32pp., hbk., RRP $A24.99

9781925820379

Isla’s family is about to grow and she is not happy.  “This family is full”, she declares.

So her mother sits her down and explains how families are like trees -they have a trunk that is formed by the grandparents, branches formed by their children and then the leaves are the children of those children like Isla and her cousins.  Isla begins to understand but when she learns that her mum is to have two babies, then there is no room for any more leaves on her branch and the family is definitely full.

The prospect of a new baby entering an already tight-knit family is very common and can be very confronting to a child who is used to being the only one so this approach to explaining the upcoming event is one that will appeal to many parents. Promoting it with your parent community would be a great way to promote the school library’s relationship with that community. 

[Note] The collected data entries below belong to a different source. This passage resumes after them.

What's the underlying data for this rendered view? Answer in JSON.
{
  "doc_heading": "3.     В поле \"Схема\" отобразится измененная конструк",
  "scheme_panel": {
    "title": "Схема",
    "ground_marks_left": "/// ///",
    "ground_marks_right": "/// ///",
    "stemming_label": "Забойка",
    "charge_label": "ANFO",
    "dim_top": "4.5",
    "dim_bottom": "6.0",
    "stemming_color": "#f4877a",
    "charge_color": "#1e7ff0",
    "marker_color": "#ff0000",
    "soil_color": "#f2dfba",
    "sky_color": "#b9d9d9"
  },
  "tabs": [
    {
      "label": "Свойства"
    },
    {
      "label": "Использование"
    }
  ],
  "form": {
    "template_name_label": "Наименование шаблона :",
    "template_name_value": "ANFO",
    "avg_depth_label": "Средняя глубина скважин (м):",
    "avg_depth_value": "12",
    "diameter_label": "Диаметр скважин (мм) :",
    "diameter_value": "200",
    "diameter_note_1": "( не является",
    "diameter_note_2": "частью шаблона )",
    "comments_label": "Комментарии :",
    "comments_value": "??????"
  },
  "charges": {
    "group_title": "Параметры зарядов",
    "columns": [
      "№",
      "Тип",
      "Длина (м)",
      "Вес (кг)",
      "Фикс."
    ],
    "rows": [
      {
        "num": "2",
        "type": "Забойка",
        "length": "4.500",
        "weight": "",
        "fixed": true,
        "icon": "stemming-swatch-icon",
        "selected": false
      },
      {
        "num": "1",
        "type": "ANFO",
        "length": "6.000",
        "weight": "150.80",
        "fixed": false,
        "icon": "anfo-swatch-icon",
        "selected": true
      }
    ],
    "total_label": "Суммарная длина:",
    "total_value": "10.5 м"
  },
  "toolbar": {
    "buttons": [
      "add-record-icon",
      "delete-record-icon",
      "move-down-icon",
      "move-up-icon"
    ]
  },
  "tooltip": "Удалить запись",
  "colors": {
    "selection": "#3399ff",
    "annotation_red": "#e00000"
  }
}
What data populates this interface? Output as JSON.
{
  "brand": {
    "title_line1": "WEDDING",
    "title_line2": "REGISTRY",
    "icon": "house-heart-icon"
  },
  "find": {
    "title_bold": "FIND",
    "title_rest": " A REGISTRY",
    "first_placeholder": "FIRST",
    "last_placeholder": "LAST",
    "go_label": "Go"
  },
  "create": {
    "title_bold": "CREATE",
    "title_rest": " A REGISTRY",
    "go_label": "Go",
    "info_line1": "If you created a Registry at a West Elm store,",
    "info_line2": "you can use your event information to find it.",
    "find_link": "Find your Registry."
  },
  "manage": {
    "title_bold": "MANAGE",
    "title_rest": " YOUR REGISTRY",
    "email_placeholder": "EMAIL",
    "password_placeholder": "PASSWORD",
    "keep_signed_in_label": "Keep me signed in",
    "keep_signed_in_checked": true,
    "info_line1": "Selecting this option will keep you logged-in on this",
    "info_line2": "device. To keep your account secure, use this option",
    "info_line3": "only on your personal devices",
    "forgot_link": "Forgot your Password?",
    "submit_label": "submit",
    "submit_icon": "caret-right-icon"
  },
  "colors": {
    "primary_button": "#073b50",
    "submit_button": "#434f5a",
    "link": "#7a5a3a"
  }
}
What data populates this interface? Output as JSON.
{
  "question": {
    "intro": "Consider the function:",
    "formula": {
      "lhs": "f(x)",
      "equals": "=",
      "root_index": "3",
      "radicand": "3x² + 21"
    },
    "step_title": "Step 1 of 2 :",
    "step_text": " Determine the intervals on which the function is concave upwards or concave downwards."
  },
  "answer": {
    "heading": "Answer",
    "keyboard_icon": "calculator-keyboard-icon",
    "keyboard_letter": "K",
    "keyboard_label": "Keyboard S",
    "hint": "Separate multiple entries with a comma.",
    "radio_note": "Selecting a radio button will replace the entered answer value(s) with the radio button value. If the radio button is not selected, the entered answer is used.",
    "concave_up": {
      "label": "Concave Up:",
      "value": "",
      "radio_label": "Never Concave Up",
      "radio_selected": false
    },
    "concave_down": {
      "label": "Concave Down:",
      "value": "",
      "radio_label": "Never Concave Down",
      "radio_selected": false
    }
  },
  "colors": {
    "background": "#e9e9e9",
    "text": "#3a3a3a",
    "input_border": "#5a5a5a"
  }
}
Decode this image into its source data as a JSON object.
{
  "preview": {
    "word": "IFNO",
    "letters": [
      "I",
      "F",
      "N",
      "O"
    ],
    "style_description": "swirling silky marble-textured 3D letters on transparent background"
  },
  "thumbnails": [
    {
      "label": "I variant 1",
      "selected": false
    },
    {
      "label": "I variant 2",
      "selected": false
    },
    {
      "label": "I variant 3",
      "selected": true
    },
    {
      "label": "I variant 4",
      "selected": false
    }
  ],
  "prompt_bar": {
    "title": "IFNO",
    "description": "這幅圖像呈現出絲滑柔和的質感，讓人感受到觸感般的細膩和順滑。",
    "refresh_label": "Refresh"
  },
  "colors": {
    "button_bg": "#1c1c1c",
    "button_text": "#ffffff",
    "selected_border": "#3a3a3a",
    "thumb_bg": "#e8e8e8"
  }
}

However it would also have a valuable place in the early childhood classroom as children investigate their families and their structure.  Not all of Isla’s family have the traditional formation of mother, father and children so there is  scope for each child to make their own tree and show and share that families can have all sorts of shapes, just as trees and their leaves do, perhaps bringing comfort to those who might see themselves as being different. 

Investigating their own origins is always a surefire winner with young children because it deeply connects to their own lives and there are as many branches to explore as there are in the family tree. The concepts of birthdays, naming, physical appearance and genetics, development and maturation, vocabulary building… the list is almost endless with lots of other stories that can be shared as well.  There are teachers’ notes available.

It also helps children understand that their trepidation when faced with the same sort of news and change is normal, that sometimes we have to change a little ourselves so we can adapt to that change but that’s what people do and it can help us grow too. 

Another example of how what appears to be a simple picture book for young readers can open up a world of possibilities.